Cardiologista Paulo Sadala dá detalhes sobre o estudo do vermífugo e reforça que o caminho é a vacinação
Um estudo recente desmentiu a eficácia da ivermectina no combate à Covid-19. Pesquisadores, após revisão sistemática de artigos publicados, concluíram que o medicamento não altera o curso da doença.
Metodologia do Estudo
O estudo, duplo-cego e controlado por placebo, assegurou a imparcialidade dos resultados. Nem os pesquisadores nem os pacientes sabiam quem recebia o medicamento e quem recebia o placebo (água com açúcar). Essa metodologia, crucial para a confiabilidade dos dados, elimina o viés e garante maior precisão na avaliação da ivermectina.
Resultados e Riscos
As análises revelaram que a ivermectina não diminuiu o número de hospitalizações. Ainda mais preocupante, pacientes que usaram o medicamento necessitaram de ventilação mecânica invasiva mais precocemente do que o grupo placebo.
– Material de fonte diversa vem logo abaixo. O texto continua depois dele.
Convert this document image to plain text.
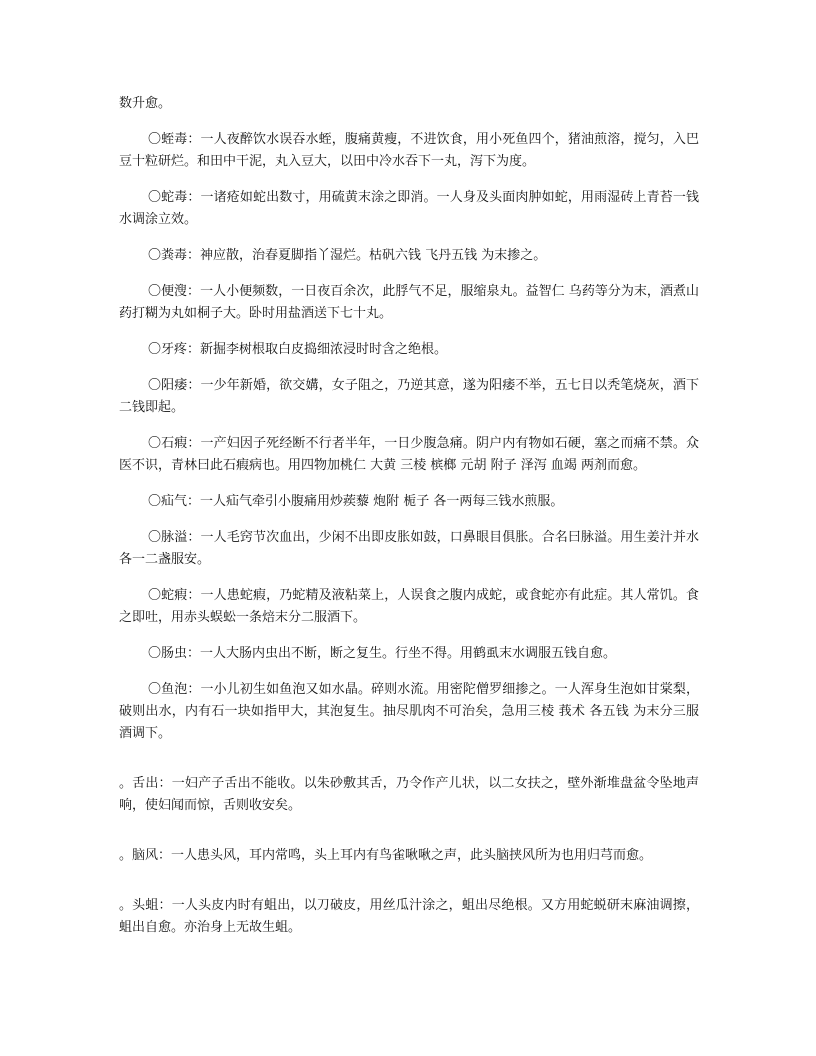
数升愈。

〇蛭毒：一人夜醉饮水误吞水蛭，腹痛黄瘦，不进饮食，用小死鱼四个，猪油煎溶，搅匀，入巴豆十粒研烂。和田中干泥，丸入豆大，以田中冷水吞下一丸，泻下为度。

〇蛇毒：一诸疮如蛇出数寸，用硫黄末涂之即消。一人身及头面肉肿如蛇，用雨湿砖上青苔一钱水调涂立效。

〇粪毒：神应散，治春夏脚指丫湿烂。枯矾六钱 飞丹五钱 为末掺之。

〇便溲：一人小便频数，一日夜百余次，此脬气不足，服缩泉丸。益智仁 乌药等分为末，酒煮山药打糊为丸如桐子大。卧时用盐酒送下七十丸。

〇牙疼：新掘李树根取白皮捣细浓浸时时含之绝根。

〇阳痿：一少年新婚，欲交媾，女子阻之，乃逆其意，遂为阳痿不举，五七日以秃笔烧灰，酒下二钱即起。

〇石瘕：一产妇因子死经断不行者半年，一日少腹急痛。阴户内有物如石硬，塞之而痛不禁。众医不识，青林曰此石瘕病也。用四物加桃仁 大黄 三棱 槟榔 元胡 附子 泽泻 血竭 两剂而愈。

〇疝气：一人疝气牵引小腹痛用炒蒺藜 炮附 栀子 各一两每三钱水煎服。

〇脉溢：一人毛窍节次血出，少闲不出即皮胀如鼓，口鼻眼目俱胀。合名曰脉溢。用生姜汁并水各一二盏服安。

〇蛇瘕：一人患蛇瘕，乃蛇精及液粘菜上，人误食之腹内成蛇，或食蛇亦有此症。其人常饥。食之即吐，用赤头蜈蚣一条焙末分二服酒下。

〇肠虫：一人大肠内虫出不断，断之复生。行坐不得。用鹤虱末水调服五钱自愈。

〇鱼泡：一小儿初生如鱼泡又如水晶。碎则水流。用密陀僧罗细掺之。一人浑身生泡如甘棠梨，破则出水，内有石一块如指甲大，其泡复生。抽尽肌肉不可治矣，急用三棱 莪术 各五钱 为末分三服酒调下。

。舌出：一妇产子舌出不能收。以朱砂敷其舌，乃令作产儿状，以二女扶之，壁外渐堆盘盆令坠地声响，使妇闻而惊，舌则收安矣。

。脑风：一人患头风，耳内常鸣，头上耳内有鸟雀啾啾之声，此头脑挟风所为也用归芎而愈。

。头蛆：一人头皮内时有蛆出，以刀破皮，用丝瓜汁涂之，蛆出尽绝根。又方用蛇蜕研末麻油调擦，蛆出自愈。亦治身上无故生蛆。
O estudo envolveu 501 pacientes, com 251 recebendo ivermectina e 250 o placebo. O uso indiscriminado da ivermectina apresenta riscos significativos, reforçando a necessidade de seguir as recomendações médicas e científicas.
Leia também
Tratamento e Prevenção da Covid-19
Atualmente, não há medicamentos comprovadamente eficazes contra a Covid-19 na fase inicial da doença. A ênfase deve ser na prevenção por meio da vacinação. Embora a vacina não garanta imunidade total, estudos demonstram sua eficácia na redução de sintomas graves e mortalidade. Medicamentos eficazes existem, mas atuam na fase inflamatória da doença, quando o paciente já apresenta sintomas mais graves e necessita de internação. A vacinação continua sendo a principal ferramenta de combate à Covid-19, reduzindo a gravidade dos casos e a sobrecarga nos sistemas de saúde.